July 6th, 2018 by Jake Stofan
A Circuit Judge has canceled a July trial over the ballot language in Amendment 13, which would ban greyhound racing in the state.
The Florida Greyhound Association says the ballot summary is misleading.
It’s asking for it be removed from the ballot.

Circuit Court Judge Karen Gievers has decided to forego a trial and instead make her decision based on legal arguments alone.

The Amendment was placed on the ballot by the constitution revision commission.

“You can lie to the CRC, you can even lie to the media,” said Jack Cory with the Florida Greyhound Association. “You cannot lie to the court under oath without severe consequences. So we’re very comfortable with where the judge’s ruling was.”

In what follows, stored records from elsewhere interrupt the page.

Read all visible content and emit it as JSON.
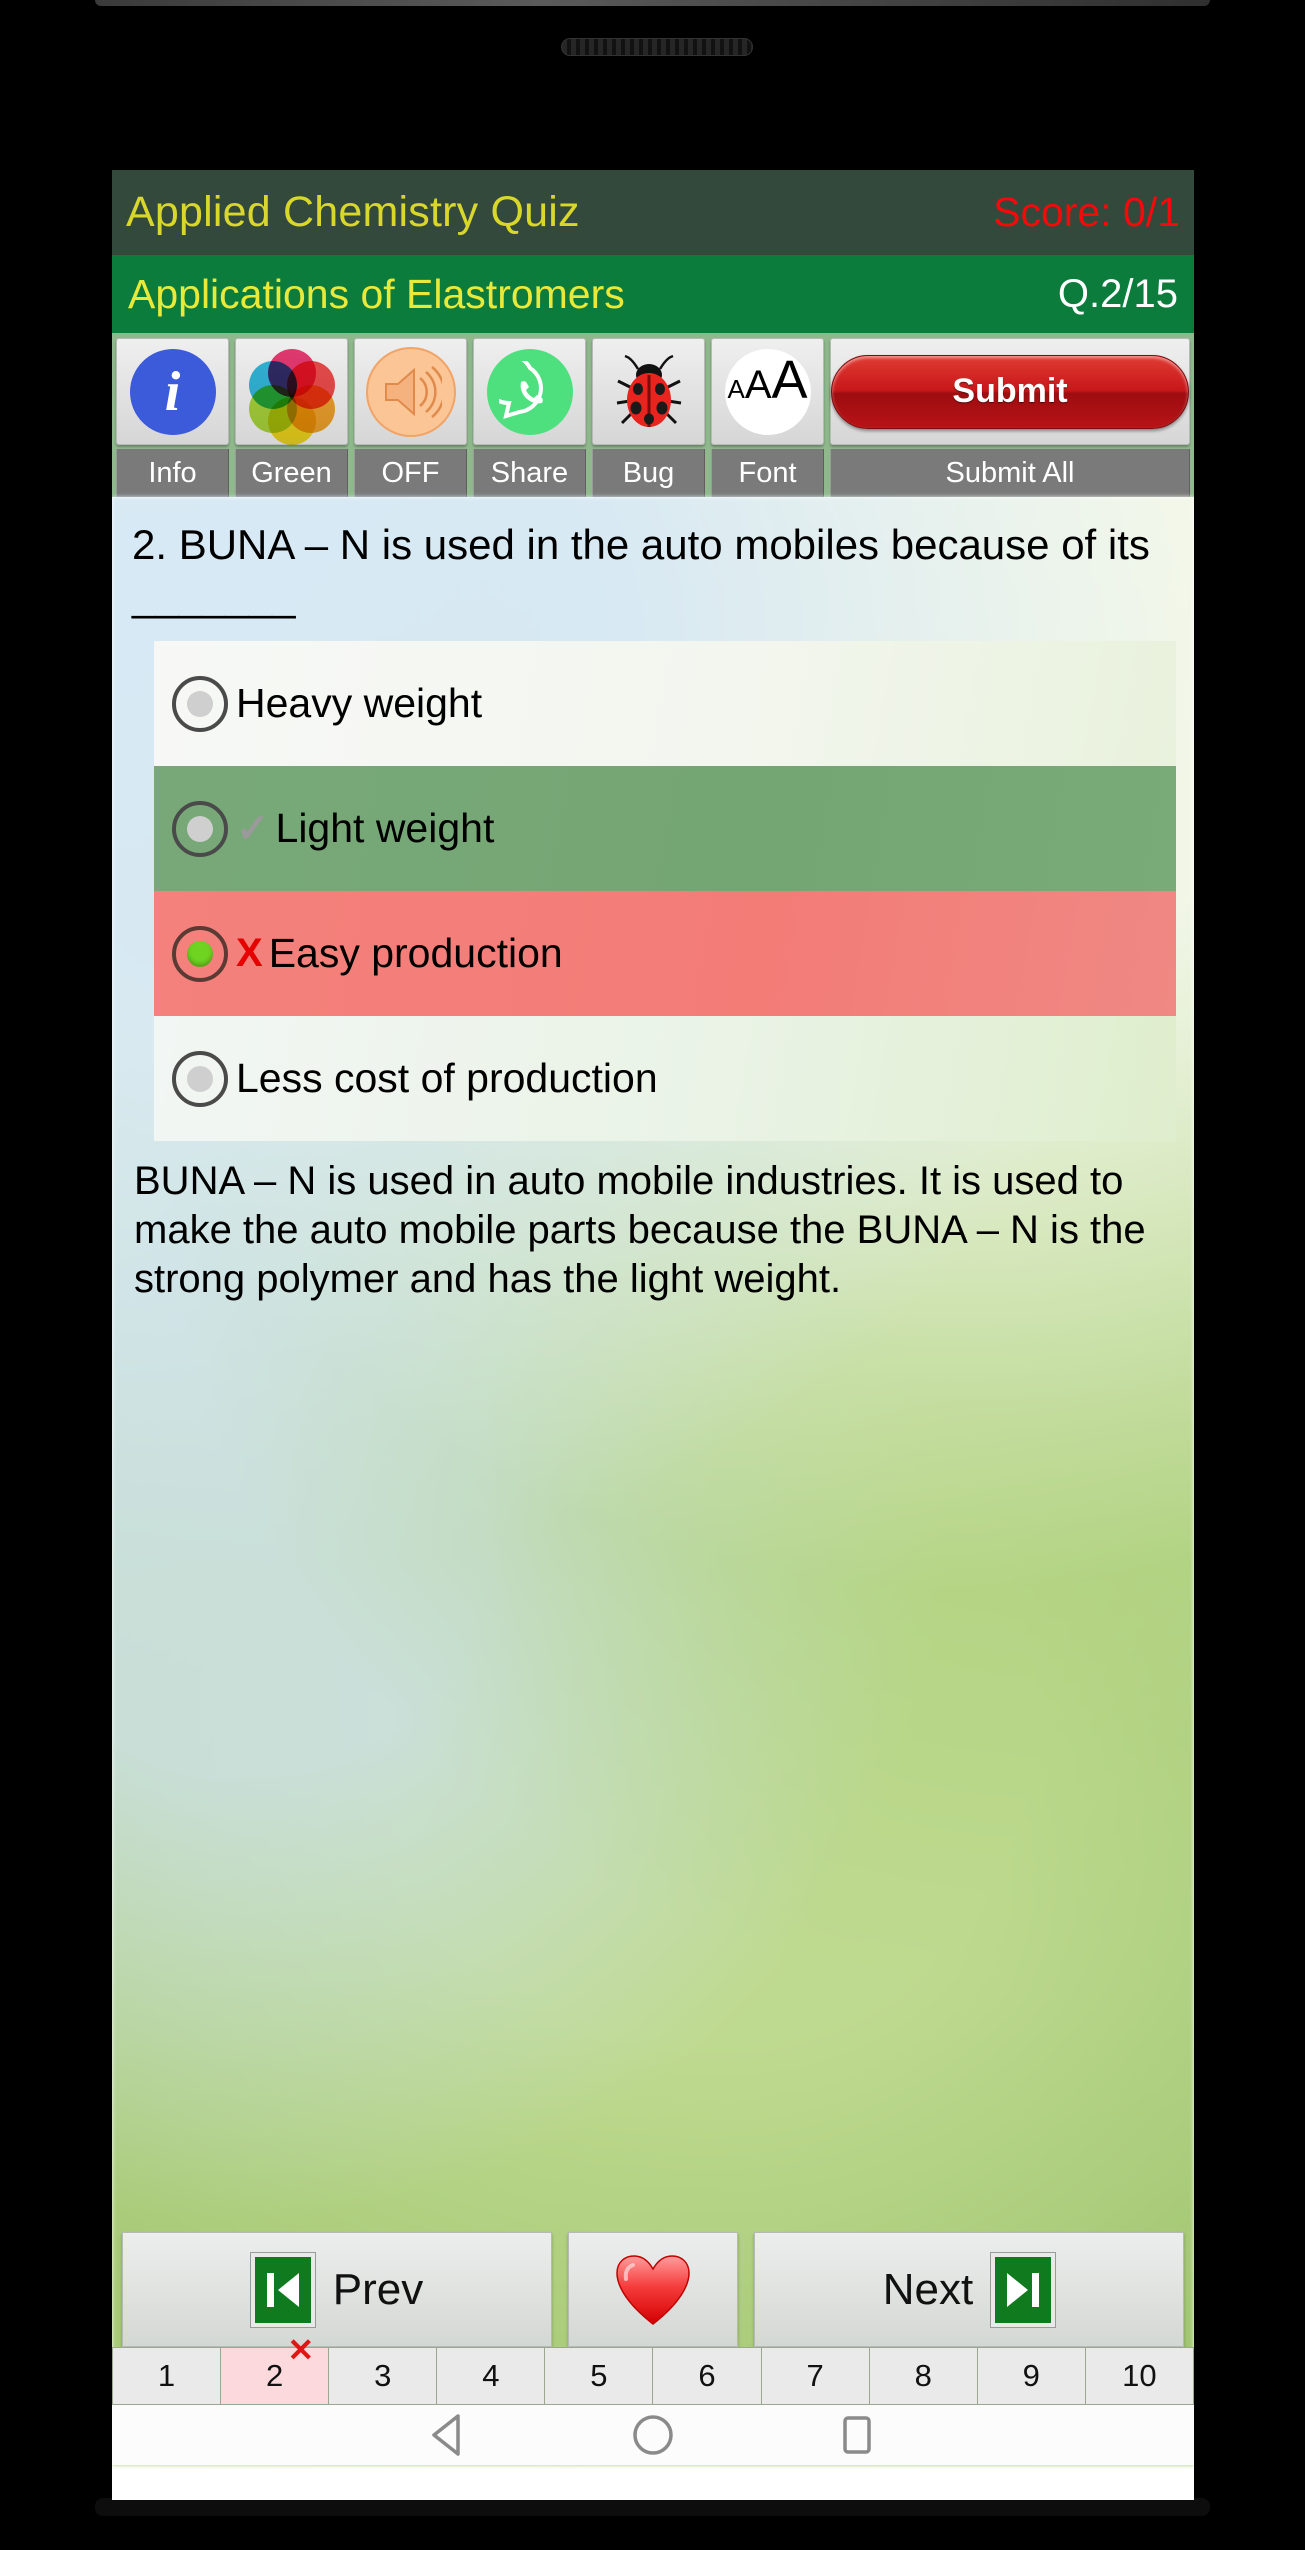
{
  "header": {
    "app_title": "Applied Chemistry Quiz",
    "score": "Score: 0/1",
    "title_bg": "#32493b",
    "title_color": "#d9d72b",
    "score_color": "#f40a0a"
  },
  "subheader": {
    "topic": "Applications of Elastromers",
    "question_index": "Q.2/15",
    "bg": "#0b7c3c",
    "topic_color": "#e9e93a",
    "index_color": "#ffffff"
  },
  "toolbar": {
    "items": [
      {
        "label": "Info",
        "icon": "info-icon"
      },
      {
        "label": "Green",
        "icon": "color-wheel-icon"
      },
      {
        "label": "OFF",
        "icon": "speaker-icon"
      },
      {
        "label": "Share",
        "icon": "whatsapp-icon"
      },
      {
        "label": "Bug",
        "icon": "ladybug-icon"
      },
      {
        "label": "Font",
        "icon": "font-size-icon"
      },
      {
        "label": "Submit All",
        "icon": "submit-button"
      }
    ],
    "submit_label": "Submit"
  },
  "question": {
    "text": "2. BUNA – N is used in the auto mobiles because of its _______",
    "options": [
      {
        "label": "Heavy weight",
        "state": "normal",
        "mark": "",
        "selected": false
      },
      {
        "label": "Light weight",
        "state": "correct",
        "mark": "✓",
        "selected": false
      },
      {
        "label": "Easy production",
        "state": "wrong",
        "mark": "X",
        "selected": true
      },
      {
        "label": "Less cost of production",
        "state": "normal",
        "mark": "",
        "selected": false
      }
    ],
    "explanation": "BUNA – N is used in auto mobile industries. It is used to make the auto mobile parts because the BUNA – N is the strong polymer and has the light weight."
  },
  "footer": {
    "prev_label": "Prev",
    "next_label": "Next",
    "favorite_icon": "heart-icon",
    "prev_icon": "skip-previous-icon",
    "next_icon": "skip-next-icon"
  },
  "pages": [
    {
      "number": "1",
      "state": "normal"
    },
    {
      "number": "2",
      "state": "wrong"
    },
    {
      "number": "3",
      "state": "normal"
    },
    {
      "number": "4",
      "state": "normal"
    },
    {
      "number": "5",
      "state": "normal"
    },
    {
      "number": "6",
      "state": "normal"
    },
    {
      "number": "7",
      "state": "normal"
    },
    {
      "number": "8",
      "state": "normal"
    },
    {
      "number": "9",
      "state": "normal"
    },
    {
      "number": "10",
      "state": "normal"
    }
  ],
  "page_mark": "✕",
  "android_nav": {
    "back": "back-icon",
    "home": "home-icon",
    "recents": "recents-icon"
  }
}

The group Committee to Protect Dogs helped push the amendment through the CRC earlier this year.

It’s been barred from testifying in the case, but is hoping the state will succeed in keeping the amendment on the ballot.

“There’s no question with what the facts are in this case so it’s a legal argument that’s going to be made by both sides and the judge is going to make a decision,” said Len Collins with the Committee to Protect Dogs So this is what we expected and this is relatively typical in this circumstance.”

Regardless of how the circuit court rules, both sides are gearing up for a heated legal battle, that will likely end up in the State Supreme Court.